Case Presentation: A 76-year-old female with past medical history of hypertension, recent intracranial hemorrhage (ICH) in the left cerebellar hemisphere with subsequent craniotomy, and newly found 6.5 mm aneurysm in the right middle cerebral artery (MCA) was directly admitted for an elective diagnostic cerebral angiogram to further evaluate her aneurysm. At baseline, patient was alert and oriented x 4. Physical exam revealed no focal neurological deficits. Patient was agitated, moving around during the entirety of the procedure, and not tolerating the angiogram. Procedure was terminated early after right internal carotid artery (ICA) injections. At that time, she was afebrile; blood pressure was elevated to 172/75 mmHg, pulse 67/min, creatinine 0.7 mg/dL, and GFR 84 mL/min/1.73sqm. On physical exam, post procedure, patient was confused, noted to have right gaze preference and left sided hemiparesis. She was taken back emergently for cerebral angiogram for further assessment. No evidence of stroke, major vessel occlusion or injury was found to account for the mentation decline or focal deficits. CT head imaging showed no evidence of further hemorrhage. On the following day, her repeat CT head imaging showed no acute intracranial changes. Her EEG showed generalized encephalopathy with posterior dominant 5-6 Hz activity intermixed with delta activity while awake, no epileptiform discharges were identified. As no other etiology was identified, patient received continuous IV fluids throughout ICU stay due to concerns for contrast induced encephalopathy. Patient’s mentation ameliorated to baseline 2 days later, and she regained spontaneous movement of her left lower extremity. Mild left arm weakness persisted, but she was able to move/squeeze her digits and sit up in bed without significant postural difficulty. This patient was eventually discharged to rehabilitation center with potential to regain full neurological function. Iodinated contrast was deemed as an allergy for this patient to prevent future exposure.

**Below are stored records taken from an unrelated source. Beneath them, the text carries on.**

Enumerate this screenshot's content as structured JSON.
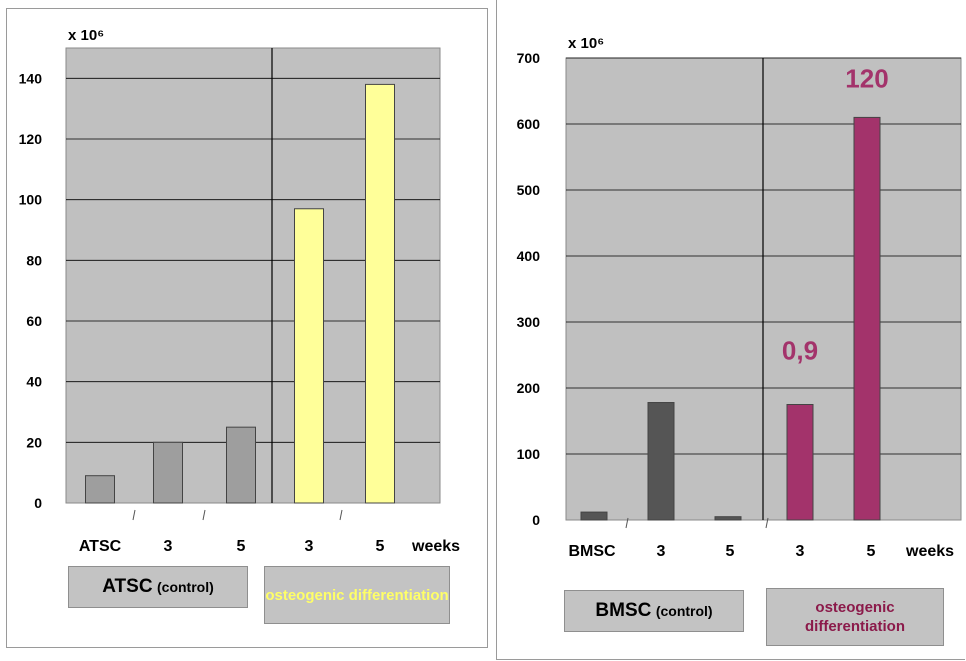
{
  "chart_data": [
    {
      "type": "bar",
      "scale_label": "x 10⁶",
      "categories": [
        "ATSC",
        "3",
        "5",
        "3",
        "5"
      ],
      "x_unit_label": "weeks",
      "ylim": [
        0,
        150
      ],
      "yticks": [
        0,
        20,
        40,
        60,
        80,
        100,
        120,
        140
      ],
      "grid": true,
      "values": [
        9,
        20,
        25,
        97,
        138
      ],
      "bar_colors": [
        "#9e9e9e",
        "#9e9e9e",
        "#9e9e9e",
        "#ffff99",
        "#ffff99"
      ],
      "annotations": [],
      "groups": [
        {
          "label": "ATSC",
          "sublabel": "(control)",
          "text_color": "#000000"
        },
        {
          "label": "osteogenic differentiation",
          "sublabel": "",
          "text_color": "#ffff66"
        }
      ]
    },
    {
      "type": "bar",
      "scale_label": "x 10⁶",
      "categories": [
        "BMSC",
        "3",
        "5",
        "3",
        "5"
      ],
      "x_unit_label": "weeks",
      "ylim": [
        0,
        700
      ],
      "yticks": [
        0,
        100,
        200,
        300,
        400,
        500,
        600,
        700
      ],
      "grid": true,
      "values": [
        12,
        178,
        5,
        175,
        610
      ],
      "bar_colors": [
        "#555555",
        "#555555",
        "#555555",
        "#a3336b",
        "#a3336b"
      ],
      "annotations": [
        {
          "text": "0,9",
          "color": "#a3336b"
        },
        {
          "text": "120",
          "color": "#a3336b"
        }
      ],
      "groups": [
        {
          "label": "BMSC",
          "sublabel": "(control)",
          "text_color": "#000000"
        },
        {
          "label": "osteogenic differentiation",
          "sublabel": "",
          "text_color": "#8b1a4a"
        }
      ]
    }
  ]
}
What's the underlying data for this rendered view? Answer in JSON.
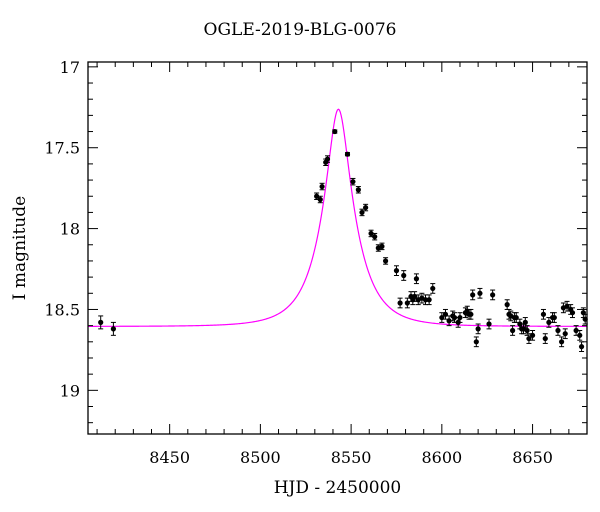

Discussion: Contrast-induced encephalopathy (CIE) is a rare complication that presents with transient neurologic deficits and is caused by neurotoxicity of intravascular media. CIE is characterized by encephalopathy, transient cortical blindness, seizure or focal neurological deficits. Different kinds of contrast media including ionic, non-ionic, hyperosmolar and isosmolar have been reported in the literature to induce CIE. Of note, CIE has only been reported to occur in localized contrast injection as was the case here with right ICA injections. One tentatively proposed mechanism is osmotic disruption of the blood-brain barrier resulting direct neurotoxicity and cerebral edema. The prognosis can be favorable, as neurological symptoms often spontaneously resolve over the course of a few days, such as in this patient here.
Conclusions: Prompt diagnosis of CIE in this patient, with frequent neurological monitoring and watchful management, minimized risk associated with further erroneous workup or treatment. Physicians should be cognizant of this rare phenomenon following contrast injection, especially as such agents are used ubiquitously in modern practice.